Senate GOP weighing penalties for uninsured in healthcare bill: report
Senate Republicans are mulling over a provision to their healthcare overhaul measure that could bar Americans from purchasing insurance on the individual market for six months if they don’t maintain continuous coverage, Vox reported Saturday.
The provision would address concerns over the bill’s current lack of penalties for those who choose not to purchase insurance, and could be introduced as soon as Monday, according to the report.
The Senate bill prohibits insurers from denying coverage based on pre-existing conditions.

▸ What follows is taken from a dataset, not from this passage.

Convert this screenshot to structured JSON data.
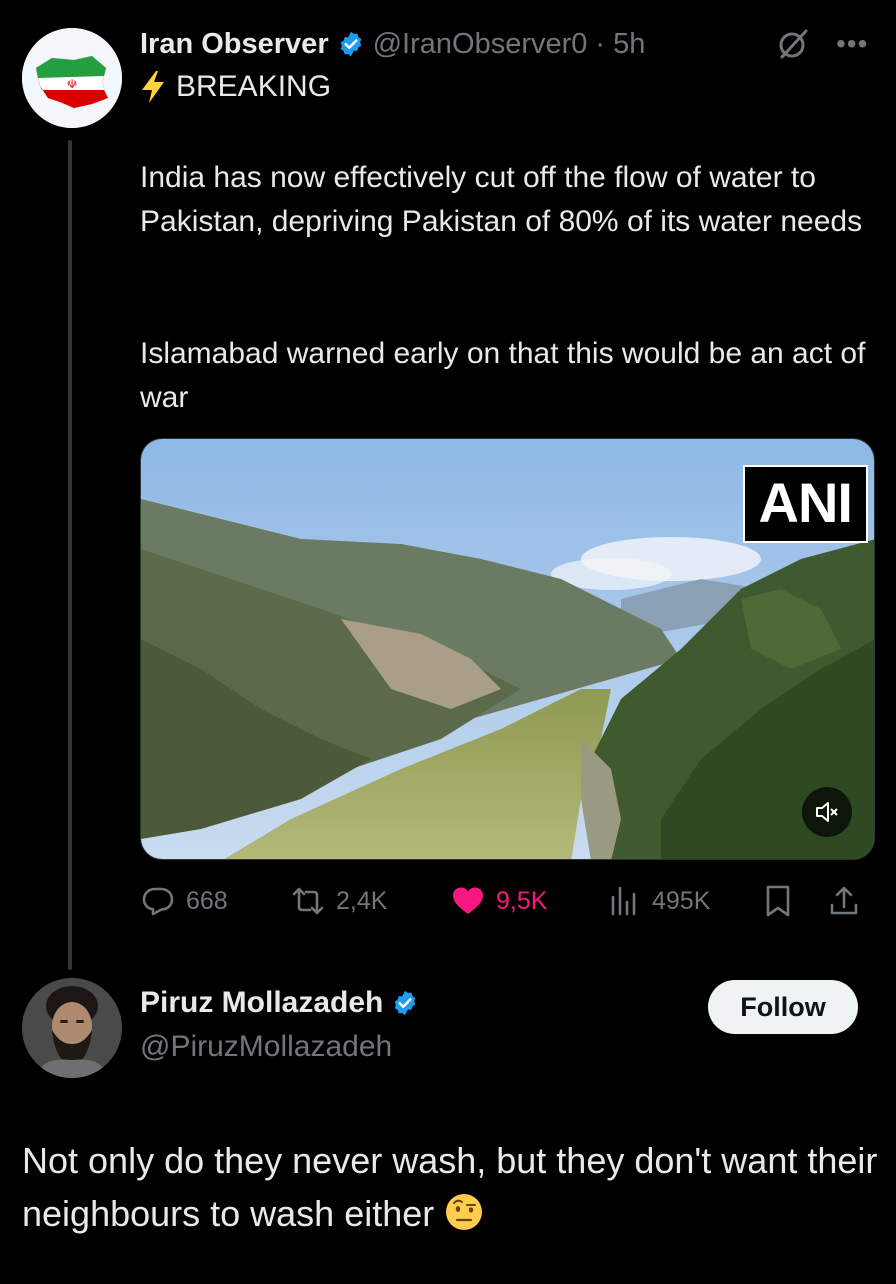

But without penalties that would otherwise encourage healthy people to buy insurance, the bill could lead to a system in which only the sickest people purchase coverage, leading to staggering insurance premiums, Vox noted.
Under the Affordable Care Act’s individual mandate, Americans who don’t purchase health insurance are subject to a fine.
The addition of the six-month waiting period to Senate’s Better Care Act, however, could make it more difficult for Republicans in the chamber to pass the measure with the budget reconciliation process.
That process limits what policies can be included in the legislation, and the waiting period could be among the restricted provisions, Vox reports.
Budget reconciliation would allow Senate Republicans to pass their healthcare overhaul with only 50 votes, as opposed to the 60 required for normal legislation, allowing the GOP to avoid a Democratic filibuster.
Republicans hold a 52-seat majority in the chamber and five GOP members have said that they cannot vote for the bill in its current form.